How does Broadcom feel about VMware's work with Nvidia?

24 Aug 2023
Broadcom

The tech industry is looking for some peace of mind as the expected closing date for Broadcom‘s acquisition of VMware draws closer, especially following the release of VMware’s new private artificial intelligence (AI) platform designed to work with Nvidia chips.

During an executive Q&A session at VMware Explore 2023, CEO Raghu Raghuram explained the private AI platform released earlier this week is essentially a software stack running on hardware that contains Nvidia components along with CPUs, storage and other components that make up standard data center offerings. VMware’s OEM partners, which initially include Hewlett Packard Enterprise (HPE), Dell Technologies and Lenovo, will package the full solution together.

Once the offering is ready for market, customers can buy the software platform with the data center hardware through the OEMs or buy the software from VMware and the hardware from OEMs separately, “just like they do with our products today,” Raghuram said.

But what does Broadcom — a company that also produces data center chips — think about this extension of VMware’s partnership with rival chipmaker Nvidia, especially considering the market’s similar concerns during VMware’s former stints under EMC and Dell ownership?

Broadcom apparently doesn’t mind, and Raghuram pointed out VMware’s history of working with its parent company’s competitors. “We were owned by EMC for a long time, but companies like NetApp were and continue to be our best partners. We have been owned by Dell, but companies like HPE and Lenovo continue to be our best partners,” the CEO said.

To that point, “the core DNA of VMware is to work with a plethora of partners, and many of them compete with each other, regardless of our ownership,” he added. “This will continue once the acquisition by Broadcom is closed.” The $69 billion deal is expected to close at the end of October.
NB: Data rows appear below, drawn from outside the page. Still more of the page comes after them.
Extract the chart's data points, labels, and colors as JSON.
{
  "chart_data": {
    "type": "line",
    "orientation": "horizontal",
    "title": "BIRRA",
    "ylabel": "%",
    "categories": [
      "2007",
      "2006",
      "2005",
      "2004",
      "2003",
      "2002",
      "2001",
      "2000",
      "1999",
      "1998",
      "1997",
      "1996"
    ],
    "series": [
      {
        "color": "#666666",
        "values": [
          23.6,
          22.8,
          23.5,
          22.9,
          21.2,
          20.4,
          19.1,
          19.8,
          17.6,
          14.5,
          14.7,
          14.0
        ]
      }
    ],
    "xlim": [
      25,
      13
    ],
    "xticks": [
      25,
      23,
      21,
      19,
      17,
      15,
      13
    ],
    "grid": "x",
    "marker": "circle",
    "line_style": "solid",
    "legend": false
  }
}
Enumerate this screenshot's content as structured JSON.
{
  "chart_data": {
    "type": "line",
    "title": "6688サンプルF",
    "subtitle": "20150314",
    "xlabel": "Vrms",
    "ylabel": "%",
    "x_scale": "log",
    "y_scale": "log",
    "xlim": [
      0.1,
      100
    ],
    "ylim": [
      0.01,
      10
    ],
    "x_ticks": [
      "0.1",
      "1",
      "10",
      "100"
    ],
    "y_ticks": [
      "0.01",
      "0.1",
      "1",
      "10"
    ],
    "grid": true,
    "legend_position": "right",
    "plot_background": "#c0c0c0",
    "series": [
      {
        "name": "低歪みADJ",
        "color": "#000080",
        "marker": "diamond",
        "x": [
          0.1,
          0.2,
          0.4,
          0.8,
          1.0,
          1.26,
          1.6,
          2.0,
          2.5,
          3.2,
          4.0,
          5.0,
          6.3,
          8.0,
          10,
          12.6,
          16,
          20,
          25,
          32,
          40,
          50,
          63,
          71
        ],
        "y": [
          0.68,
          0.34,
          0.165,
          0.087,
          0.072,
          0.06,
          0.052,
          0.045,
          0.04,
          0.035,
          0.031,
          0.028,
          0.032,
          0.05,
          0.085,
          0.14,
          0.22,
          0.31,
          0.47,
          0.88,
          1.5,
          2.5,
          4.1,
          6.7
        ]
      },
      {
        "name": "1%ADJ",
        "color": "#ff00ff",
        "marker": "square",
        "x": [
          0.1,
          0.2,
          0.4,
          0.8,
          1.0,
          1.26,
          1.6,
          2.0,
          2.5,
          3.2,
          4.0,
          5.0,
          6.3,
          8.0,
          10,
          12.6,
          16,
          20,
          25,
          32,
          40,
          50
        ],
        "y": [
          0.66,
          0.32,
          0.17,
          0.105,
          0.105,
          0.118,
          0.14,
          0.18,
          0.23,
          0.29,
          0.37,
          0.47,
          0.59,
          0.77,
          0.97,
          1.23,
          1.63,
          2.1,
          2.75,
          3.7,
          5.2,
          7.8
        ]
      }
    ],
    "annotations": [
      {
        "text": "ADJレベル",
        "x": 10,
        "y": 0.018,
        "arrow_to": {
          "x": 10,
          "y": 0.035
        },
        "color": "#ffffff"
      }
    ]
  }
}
Raghuram also highlighted Broadcom’s pride in its operating model, which aims to let its acquired assets continue to operate as independent companies with their own business plans. “While there is another part of Broadcom that’s building chips, this part of Broadcom, [VMware], will continue to do what it always has done, which is work with the broadest ecosystem possible,” he explained.
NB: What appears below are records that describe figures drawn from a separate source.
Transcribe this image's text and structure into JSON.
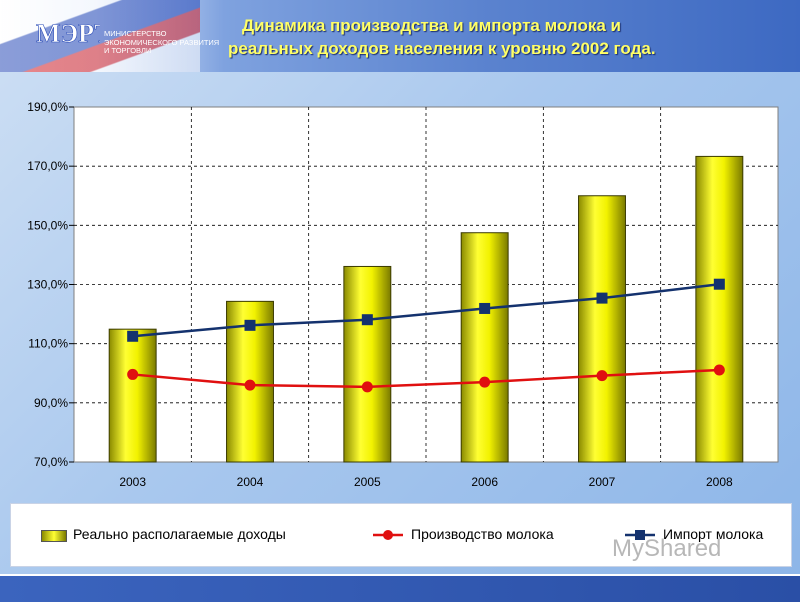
{
  "header": {
    "logo_mark": "МЭРТ",
    "logo_lines": [
      "МИНИСТЕРСТВО",
      "ЭКОНОМИЧЕСКОГО РАЗВИТИЯ",
      "И ТОРГОВЛИ"
    ],
    "title_line1": "Динамика производства и импорта молока и",
    "title_line2": "реальных доходов населения к уровню 2002 года."
  },
  "watermark": "MyShared",
  "chart_data": {
    "type": "bar",
    "categories": [
      "2003",
      "2004",
      "2005",
      "2006",
      "2007",
      "2008"
    ],
    "ylim": [
      70,
      190
    ],
    "yticks": [
      70,
      90,
      110,
      130,
      150,
      170,
      190
    ],
    "ytick_labels": [
      "70,0%",
      "90,0%",
      "110,0%",
      "130,0%",
      "150,0%",
      "170,0%",
      "190,0%"
    ],
    "grid": true,
    "legend_position": "bottom",
    "series": [
      {
        "name": "Реально располагаемые доходы",
        "kind": "bar",
        "color": "#e6e600",
        "values": [
          114.9,
          124.3,
          136.1,
          147.5,
          160.0,
          173.3
        ]
      },
      {
        "name": "Производство молока",
        "kind": "line",
        "marker": "circle",
        "color": "#e01010",
        "values": [
          99.6,
          96.0,
          95.4,
          97.0,
          99.2,
          101.1
        ]
      },
      {
        "name": "Импорт молока",
        "kind": "line",
        "marker": "square",
        "color": "#14326e",
        "values": [
          112.5,
          116.2,
          118.1,
          121.9,
          125.4,
          130.1
        ]
      }
    ]
  }
}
VMware doubles down on its ‘open ecosystem’

Considering that virtualization is an abstraction of hardware, “by definition, there is no existence of VMware if you don’t have a broad hardware ecosystem,” Sumit Dhawan, president of VMware, said. “There’s no virtualization without an ecosystem.”

A major reason customers turn to VMware, Raghuram added, is that “they know if they buy or invest in a VMware stack, it will work with the chip vendors they want to work with and the systems vendors they want to work with. It’ll work with the cloud vendors they want to work with,” he said. “That’s really the core value proposition.”

Dhawan echoed the CEO’s praise of the company’s “already-established open ecosystem.” VMware’s bet on the private AI platform will “ride upon all the relationships we have,” he said. “We already have those relationships with our multicloud portfolio.”

And thanks to the modular nature of ecosystem integrations, the private AI stack “is not a brand-new thing that everyone has to do from scratch,” Dhawan added. “That’s why we feel bullish about it.”